When playing outside, children enter into an enchanting world where they develop a deep connection to the earth, and their imagination, creativity, and sensory exploration are all ignited. Children build strong foundations while exploring, investigating and experimenting through outdoor play. But that type of play no longer has to end at the classroom door.
As educators and mentors to your students, you are in amazing place to extend the value of outdoor natural play to inside the classroom, into your everyday curriculum, and it can be done quite seamlessly. Natural Pod co-founder Bridgitte Alomes recently presented an enlightening workshop – An Integrated Approach to Indoor and Outdoor Play – to educators at the third annual University of Victoria Summer Institute.
As a mother to two young children and an active proponent of free, natural play, Bridgitte was honoured to share her passion and guide educators in ways to reawaken their intuition to teach through space and invitation, which ultimately leads to children thriving naturally.
During the interactive workshop, Bridgitte swept educators away to a simple time, a time where we can all connect to nature and were reminded of the value of free natural play.

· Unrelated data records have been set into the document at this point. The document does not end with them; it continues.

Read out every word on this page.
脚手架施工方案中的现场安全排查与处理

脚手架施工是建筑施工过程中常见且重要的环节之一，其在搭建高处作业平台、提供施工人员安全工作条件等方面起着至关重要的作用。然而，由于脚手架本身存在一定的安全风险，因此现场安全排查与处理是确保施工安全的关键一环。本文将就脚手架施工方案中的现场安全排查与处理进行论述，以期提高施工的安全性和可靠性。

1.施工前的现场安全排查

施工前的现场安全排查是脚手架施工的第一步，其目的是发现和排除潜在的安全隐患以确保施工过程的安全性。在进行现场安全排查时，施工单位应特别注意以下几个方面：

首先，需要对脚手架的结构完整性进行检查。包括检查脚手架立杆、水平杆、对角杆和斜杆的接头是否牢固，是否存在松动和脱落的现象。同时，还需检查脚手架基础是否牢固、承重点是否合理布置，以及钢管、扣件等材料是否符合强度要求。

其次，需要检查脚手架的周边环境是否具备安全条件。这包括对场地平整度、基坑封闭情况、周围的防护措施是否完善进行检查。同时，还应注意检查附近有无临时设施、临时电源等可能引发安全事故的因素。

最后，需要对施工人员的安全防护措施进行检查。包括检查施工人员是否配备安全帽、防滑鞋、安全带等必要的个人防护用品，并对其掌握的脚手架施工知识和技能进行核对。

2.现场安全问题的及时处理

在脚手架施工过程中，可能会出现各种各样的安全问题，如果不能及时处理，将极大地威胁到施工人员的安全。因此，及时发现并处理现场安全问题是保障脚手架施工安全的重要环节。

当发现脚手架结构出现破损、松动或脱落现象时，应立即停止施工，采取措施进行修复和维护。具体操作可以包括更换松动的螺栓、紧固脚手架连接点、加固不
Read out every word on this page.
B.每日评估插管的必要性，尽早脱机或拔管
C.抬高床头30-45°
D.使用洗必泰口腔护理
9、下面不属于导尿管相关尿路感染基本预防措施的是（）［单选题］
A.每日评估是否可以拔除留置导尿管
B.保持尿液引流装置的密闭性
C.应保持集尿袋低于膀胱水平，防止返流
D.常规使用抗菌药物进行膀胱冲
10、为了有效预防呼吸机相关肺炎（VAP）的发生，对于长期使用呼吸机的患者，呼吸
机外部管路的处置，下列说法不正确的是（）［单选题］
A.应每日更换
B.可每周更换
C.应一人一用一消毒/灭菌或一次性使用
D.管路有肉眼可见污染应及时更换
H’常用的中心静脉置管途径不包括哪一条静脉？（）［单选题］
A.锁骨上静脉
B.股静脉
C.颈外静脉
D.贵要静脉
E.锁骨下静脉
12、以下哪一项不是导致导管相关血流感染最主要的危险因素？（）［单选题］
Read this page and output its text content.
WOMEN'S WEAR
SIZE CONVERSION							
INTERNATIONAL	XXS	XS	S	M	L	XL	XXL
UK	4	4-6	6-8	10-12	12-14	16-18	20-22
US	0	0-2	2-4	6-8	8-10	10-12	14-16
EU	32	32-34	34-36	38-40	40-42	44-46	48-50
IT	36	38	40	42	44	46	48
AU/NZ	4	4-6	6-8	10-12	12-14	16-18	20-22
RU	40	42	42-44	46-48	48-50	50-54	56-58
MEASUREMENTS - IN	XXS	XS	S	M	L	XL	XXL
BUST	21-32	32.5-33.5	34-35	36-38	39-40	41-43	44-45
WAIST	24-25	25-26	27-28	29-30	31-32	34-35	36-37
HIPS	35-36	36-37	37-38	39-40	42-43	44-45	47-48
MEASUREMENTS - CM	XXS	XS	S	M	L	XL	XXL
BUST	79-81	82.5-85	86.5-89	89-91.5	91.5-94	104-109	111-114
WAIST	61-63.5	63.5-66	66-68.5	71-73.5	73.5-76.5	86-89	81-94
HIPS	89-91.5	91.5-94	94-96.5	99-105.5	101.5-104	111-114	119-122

With simple objects – such as an item from nature, a scarf or piece of fabric – and their imaginations, teachers were able to explore the open-endedness of an unencumbered learning pallet.
Free undirected play allows children to have the opportunity to interpret an idea in their own way. And it doesn’t take much to integrate the freedom of outdoor play inside, and still celebrate the natural environment. A small grouping of simple materials that can go outside and inside can keep 25 children interested for many hours.
“For me, it is opportunities to experience the natural world and use their imagination,” Bridgitte told the participants.
“Play is just what it really is. It’s just about getting out and experiencing, and feeling that sensation and trusting that we actually learn from play.”
Educators left inspired and filled with ideas on the discovery of natural indoor and outdorr play. Watch below:
Here are some comments from the participants:
“I love your work – and I know teachers will be inspired as well by the message you provide about free natural play. Thank you for sharing at UVic in July, your work had a huge impact on my students’ assignments and more importantly on their lives as teachers – in the fall when I see you I would like to show you some of the exemplary assignments that you were the catalyst for- your session at UVic sparked many fine ventures to use the outdoors and natural materials. What a far-reaching effect your work creates …. looking forward to our next meeting. “
“You have a very inspiring approach to children’s play and I think you spoke to the inner-child of everyone present.”
“I really want to thank you for making it so real and so beautiful.”